While U.S. sanctions have all but crippled Venezuela's oil export trade, so-called crude-for-diesel swaps between national oil company Petroleos de Venezuela SA and Asian and European refiners were permitted for humanitarian reasons. The Trump administration was reported last month to be considering additional measures to cut off these remaining fuel transactions. Reliance's decision to buy Canadian crude in these volumes may be a sign that it doesn't expect the status quo to last much longer.
The Trump administration is zeroing in on the diesel swaps because it's running out of options to pressure the regime of President Nicolas Maduro, according to Scott Modell, managing director of Rapidan Energy Group. “The White House would like to galvanize the Venezuelan street and undermine the legislative elections on December 6,” he said.
Exposure to Venezuela
Venezuela accounted for 14% of the oil processed at the Jamnagar refining complex this year.
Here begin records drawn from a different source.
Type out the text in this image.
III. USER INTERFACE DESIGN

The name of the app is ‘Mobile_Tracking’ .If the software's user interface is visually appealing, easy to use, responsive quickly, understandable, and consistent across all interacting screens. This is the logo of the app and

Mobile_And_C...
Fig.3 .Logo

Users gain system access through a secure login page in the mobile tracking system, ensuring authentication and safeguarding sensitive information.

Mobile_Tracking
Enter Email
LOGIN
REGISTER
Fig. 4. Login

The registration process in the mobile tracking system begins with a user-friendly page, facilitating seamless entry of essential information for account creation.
Reliance lifted 11.6 million barrels from Venezuela this month, double the volumes seen in August and the most since March 2016.
U.S. special envoy to Venezuela and Iran Elliott Abrams said recently that sanctions on Venezuela convinced Russia and China not to sell gasoline to Caracas and alluded to possible “snap back” sanctions in the coming days. A spokesman for the Treasury Department, which enforces international sanctions through the Office of Foreign Assets Control, declined to comment.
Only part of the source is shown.